The potential witness states: “I am in fear for my safety and the safety of my family as a result of the things that I have seen and as a result of providing this statement. I would like my identity to remain hidden but I am willing to attend court to give evidence if this becomes necessary. In the event that this becomes necessary I would like to discuss with the Court or Prosecution how I can be protected.”

S015 have the names of 33 members of Sisi’s inner cabinet at the time of the massacres in Rabaa and elsewhere in Cairo in August 2013. But they have also began inquiries about other officials suspected of other crimes.

ITN have written to SO15 asking them to examine the names in Sisi’s as yet unknown and undeclared entourage. ITN have asked the police to establish whether individuals which the police are already investigating will be arriving in the UK as part of Sisi’s visit; if so, will they be seeking their arrest; and whether the Egyptian authorities have made a formal request for special mission status. If the police reply that they have identified suspects on Sisi's entourage  and that they have been given special mission status, that status will be challenged in court, in proceedings which could start on Wednesday. 

In the letter, ITN cites voluminous evidence from Human Rights Watch and Amnesty International of torture and mistreatment of prisoners in Egypt since 2013.

This is one of the grounds under which the immunity of prosecution given to Hegazy will be challenged in legal proceedings, which will be undertaken by Lord Macdonald, himself a former DPP.

He will argue that there is no domestic legislation which acts as a basis for the special mission status awarded to Hegazy.
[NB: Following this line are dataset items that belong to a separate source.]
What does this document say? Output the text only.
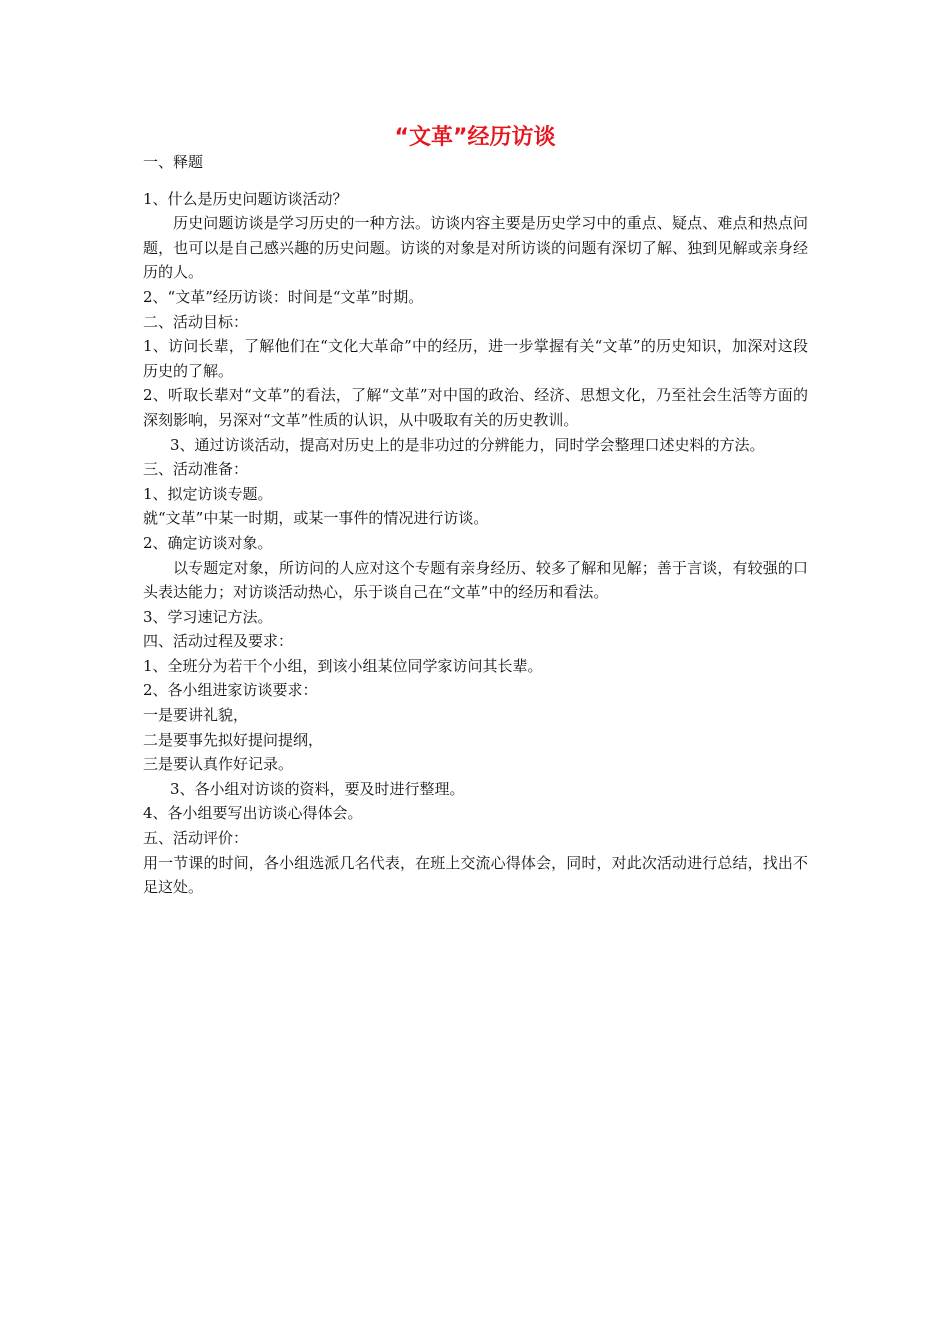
“文革”经历访谈

一、释题

1、什么是历史问题访谈活动？

历史问题访谈是学习历史的一种方法。访谈内容主要是历史学习中的重点、疑点、难点和热点问题，也可以是自己感兴趣的历史问题。访谈的对象是对所访谈的问题有深切了解、独到见解或亲身经历的人。

2、“文革”经历访谈：时间是“文革”时期。

二、活动目标：

1、访问长辈，了解他们在“文化大革命”中的经历，进一步掌握有关“文革”的历史知识，加深对这段历史的了解。

2、听取长辈对“文革”的看法，了解“文革”对中国的政治、经济、思想文化，乃至社会生活等方面的深刻影响，另深对“文革”性质的认识，从中吸取有关的历史教训。

3、通过访谈活动，提高对历史上的是非功过的分辨能力，同时学会整理口述史料的方法。

三、活动准备：

1、拟定访谈专题。

就“文革”中某一时期，或某一事件的情况进行访谈。

2、确定访谈对象。

以专题定对象，所访问的人应对这个专题有亲身经历、较多了解和见解；善于言谈，有较强的口头表达能力；对访谈活动热心，乐于谈自己在“文革”中的经历和看法。

3、学习速记方法。

四、活动过程及要求：

1、全班分为若干个小组，到该小组某位同学家访问其长辈。

2、各小组进家访谈要求：

一是要讲礼貌，

二是要事先拟好提问提纲，

三是要认真作好记录。

3、各小组对访谈的资料，要及时进行整理。

4、各小组要写出访谈心得体会。

五、活动评价：

用一节课的时间，各小组选派几名代表，在班上交流心得体会，同时，对此次活动进行总结，找出不足这处。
Further, this is a case where domestic legislation trumps international legal practise. Section 134 of the Criminal Justice Act of 1998 empowers the British courts to try anyone, anywhere , who is suspected of committing torture.

Ministers have a duty to comply with domestic legislation, so the political decision to award immunity from prosecution to a member of the Egyptian authorities who had command and control at the time of the massacres in August 2013 and from then on, would breach UK law, the legal team will argue.

As DPP, Lord Macdonald was responsible for drawing up the National Protocol on War Crimes and Crimes Against Humanity. These govern how the counter-terrorism command division of the Metropolitan Police investigates serious international crimes and how the counter terrorism division of the CPS decides whether there will be a realistic prospect of conviction. This protocol has been amended since, but is still essentially in force.

Lord Macdonald told MEE in an interview published earlier this year: “We are drawing the attention of the UK authorities to the law, to the existence of these crimes and to the evidence that many individuals have been complicit in these crimes and we are calling on the British authorities to enforce UK law. I don’t want to say more than that.”

In May last year, the Egyptian Minister for Industry and Trade, Mounir Fakhry Abdel Nour cancelled a visit to Britain at the last moment, as part of a high level delegation reportedly for fear that he might be arrested. His name was registered on a hotel booking in Knightsbridge.